Prime Minister Rishi Sunak supported plans to explore an oil and gas field off the UK coast, calling it “pragmatic and proportionate” towards net zero emissions.
The Sunac administration is anticipated to approve Rosbank, the UK’s largest undiscovered oil and gas resource, near the Scottish Shetland Islands and other North Sea areas.
Environmentalists say London must stop new exploration to reach carbon neutrality by mid-century.
These conservatives accuse Sonac of playing climate politics in a cost-of-living crisis to win next year’s election.
In opinion surveys, Labour promised not to licence any new North Sea drilling if it wins the election and returns to power after more than 10 years in opposition.

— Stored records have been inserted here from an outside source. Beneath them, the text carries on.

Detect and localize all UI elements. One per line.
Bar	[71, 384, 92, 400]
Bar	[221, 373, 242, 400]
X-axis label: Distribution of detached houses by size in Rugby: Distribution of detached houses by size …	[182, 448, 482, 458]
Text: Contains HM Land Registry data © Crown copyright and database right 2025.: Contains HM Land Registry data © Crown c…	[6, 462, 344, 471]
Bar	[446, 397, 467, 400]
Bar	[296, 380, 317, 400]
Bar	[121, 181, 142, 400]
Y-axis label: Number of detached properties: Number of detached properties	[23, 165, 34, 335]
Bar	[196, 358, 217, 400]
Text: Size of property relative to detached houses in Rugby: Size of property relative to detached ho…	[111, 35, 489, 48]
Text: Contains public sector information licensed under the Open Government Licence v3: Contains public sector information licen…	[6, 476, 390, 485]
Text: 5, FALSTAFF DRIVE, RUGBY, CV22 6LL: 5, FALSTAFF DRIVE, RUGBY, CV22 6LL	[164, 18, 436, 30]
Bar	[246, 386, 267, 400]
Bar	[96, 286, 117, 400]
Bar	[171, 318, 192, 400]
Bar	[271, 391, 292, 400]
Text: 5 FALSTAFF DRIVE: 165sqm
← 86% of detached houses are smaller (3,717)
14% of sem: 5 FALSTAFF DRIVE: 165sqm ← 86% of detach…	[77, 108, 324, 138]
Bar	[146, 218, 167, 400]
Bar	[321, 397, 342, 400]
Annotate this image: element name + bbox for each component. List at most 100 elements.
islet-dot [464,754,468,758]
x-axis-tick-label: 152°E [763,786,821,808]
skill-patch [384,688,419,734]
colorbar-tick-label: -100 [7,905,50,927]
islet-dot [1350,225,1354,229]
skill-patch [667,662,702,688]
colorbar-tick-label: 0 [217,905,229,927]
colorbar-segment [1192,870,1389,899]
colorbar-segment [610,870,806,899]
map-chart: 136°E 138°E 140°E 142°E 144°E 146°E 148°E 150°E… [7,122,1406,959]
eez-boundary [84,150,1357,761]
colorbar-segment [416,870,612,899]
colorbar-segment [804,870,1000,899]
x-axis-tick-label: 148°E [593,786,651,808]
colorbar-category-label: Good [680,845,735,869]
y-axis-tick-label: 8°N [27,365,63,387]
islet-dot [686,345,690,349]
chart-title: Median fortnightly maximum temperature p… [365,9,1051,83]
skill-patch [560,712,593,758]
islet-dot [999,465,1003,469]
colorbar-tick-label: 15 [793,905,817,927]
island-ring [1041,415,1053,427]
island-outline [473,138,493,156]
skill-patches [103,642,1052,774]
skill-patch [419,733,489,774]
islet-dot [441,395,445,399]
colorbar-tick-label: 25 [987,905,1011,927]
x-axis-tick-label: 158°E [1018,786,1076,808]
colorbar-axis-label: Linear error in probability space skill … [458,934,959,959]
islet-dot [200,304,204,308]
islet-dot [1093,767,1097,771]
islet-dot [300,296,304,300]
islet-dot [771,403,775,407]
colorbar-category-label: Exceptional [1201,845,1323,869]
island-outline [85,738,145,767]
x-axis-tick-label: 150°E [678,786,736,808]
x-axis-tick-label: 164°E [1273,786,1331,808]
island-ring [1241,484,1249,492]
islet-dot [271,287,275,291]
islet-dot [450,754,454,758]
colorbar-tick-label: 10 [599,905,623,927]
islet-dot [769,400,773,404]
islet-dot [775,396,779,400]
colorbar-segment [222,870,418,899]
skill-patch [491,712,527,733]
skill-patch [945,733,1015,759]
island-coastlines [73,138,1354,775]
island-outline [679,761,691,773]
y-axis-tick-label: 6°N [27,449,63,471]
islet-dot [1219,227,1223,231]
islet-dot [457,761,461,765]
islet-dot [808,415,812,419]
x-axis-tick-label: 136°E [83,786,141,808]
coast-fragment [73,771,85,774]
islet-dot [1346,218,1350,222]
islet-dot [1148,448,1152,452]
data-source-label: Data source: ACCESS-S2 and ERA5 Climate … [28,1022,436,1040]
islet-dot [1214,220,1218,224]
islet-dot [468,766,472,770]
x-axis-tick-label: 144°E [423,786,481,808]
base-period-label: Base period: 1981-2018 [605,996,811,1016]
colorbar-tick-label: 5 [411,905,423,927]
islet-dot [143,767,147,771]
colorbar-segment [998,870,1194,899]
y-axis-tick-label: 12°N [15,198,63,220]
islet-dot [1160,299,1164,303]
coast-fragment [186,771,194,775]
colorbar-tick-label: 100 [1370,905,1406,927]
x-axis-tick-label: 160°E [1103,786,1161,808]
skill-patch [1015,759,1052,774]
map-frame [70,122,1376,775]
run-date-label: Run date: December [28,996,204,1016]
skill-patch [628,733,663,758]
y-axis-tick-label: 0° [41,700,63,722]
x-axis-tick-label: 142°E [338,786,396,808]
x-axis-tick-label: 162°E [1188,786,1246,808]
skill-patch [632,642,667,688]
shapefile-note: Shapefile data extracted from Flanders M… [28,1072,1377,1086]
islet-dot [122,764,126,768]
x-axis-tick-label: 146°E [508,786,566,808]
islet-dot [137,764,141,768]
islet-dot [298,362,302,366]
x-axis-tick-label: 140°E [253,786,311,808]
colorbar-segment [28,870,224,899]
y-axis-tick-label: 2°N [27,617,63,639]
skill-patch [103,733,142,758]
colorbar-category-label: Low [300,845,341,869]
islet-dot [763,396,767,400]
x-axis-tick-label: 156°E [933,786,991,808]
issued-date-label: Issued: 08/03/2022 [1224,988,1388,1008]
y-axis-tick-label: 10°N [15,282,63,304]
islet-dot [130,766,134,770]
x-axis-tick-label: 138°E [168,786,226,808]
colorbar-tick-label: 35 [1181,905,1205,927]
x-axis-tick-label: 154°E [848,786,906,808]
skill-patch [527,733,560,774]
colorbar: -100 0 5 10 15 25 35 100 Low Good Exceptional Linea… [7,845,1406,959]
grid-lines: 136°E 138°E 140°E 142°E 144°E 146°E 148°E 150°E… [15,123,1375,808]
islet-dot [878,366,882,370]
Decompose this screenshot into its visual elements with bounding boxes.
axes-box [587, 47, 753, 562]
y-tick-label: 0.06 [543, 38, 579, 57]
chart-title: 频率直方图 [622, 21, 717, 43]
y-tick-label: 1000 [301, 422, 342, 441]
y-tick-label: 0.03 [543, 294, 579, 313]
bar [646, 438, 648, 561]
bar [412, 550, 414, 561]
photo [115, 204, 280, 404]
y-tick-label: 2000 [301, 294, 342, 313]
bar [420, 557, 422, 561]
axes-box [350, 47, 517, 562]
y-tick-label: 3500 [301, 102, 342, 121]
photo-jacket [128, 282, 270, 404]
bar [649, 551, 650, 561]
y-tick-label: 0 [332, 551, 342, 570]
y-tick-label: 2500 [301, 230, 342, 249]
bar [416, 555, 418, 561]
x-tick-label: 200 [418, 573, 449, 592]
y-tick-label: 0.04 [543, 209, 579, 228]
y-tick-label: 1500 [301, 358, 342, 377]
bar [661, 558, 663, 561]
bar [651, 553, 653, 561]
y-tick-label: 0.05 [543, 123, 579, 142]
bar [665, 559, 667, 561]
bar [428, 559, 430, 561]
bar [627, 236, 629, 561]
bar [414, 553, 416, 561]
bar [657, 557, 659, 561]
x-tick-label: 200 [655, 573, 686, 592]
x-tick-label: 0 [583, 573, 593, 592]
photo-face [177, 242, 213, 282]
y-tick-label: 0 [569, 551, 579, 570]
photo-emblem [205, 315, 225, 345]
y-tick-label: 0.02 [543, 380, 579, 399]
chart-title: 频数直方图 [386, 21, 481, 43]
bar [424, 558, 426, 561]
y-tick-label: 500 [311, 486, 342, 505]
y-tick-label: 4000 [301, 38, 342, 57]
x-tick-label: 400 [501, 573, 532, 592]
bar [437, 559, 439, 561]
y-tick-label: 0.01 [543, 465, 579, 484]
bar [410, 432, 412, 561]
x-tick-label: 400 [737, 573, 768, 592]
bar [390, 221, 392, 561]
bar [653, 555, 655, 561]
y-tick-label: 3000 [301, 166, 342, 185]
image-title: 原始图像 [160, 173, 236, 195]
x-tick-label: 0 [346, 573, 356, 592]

I think restricting (extracting) oil and gas from the North Sea, as Labour recommends, is totally absurd’, Sonac told the Sunday Telegraph on Sunday.
It would “weaken our energy security and strengthen the capacity of dictators like (Russian) President Vladimir Putin,” threatening 200,000 employment and tax revenues of up to £80 billion ($103 billion).
Sonac, who became prime minister in October, claimed he was “supporting the UK’s energy industry” and that stopping exploration may “turn off the lights”.
He underlined fossil fuels “as part of the transition to net zero emissions.”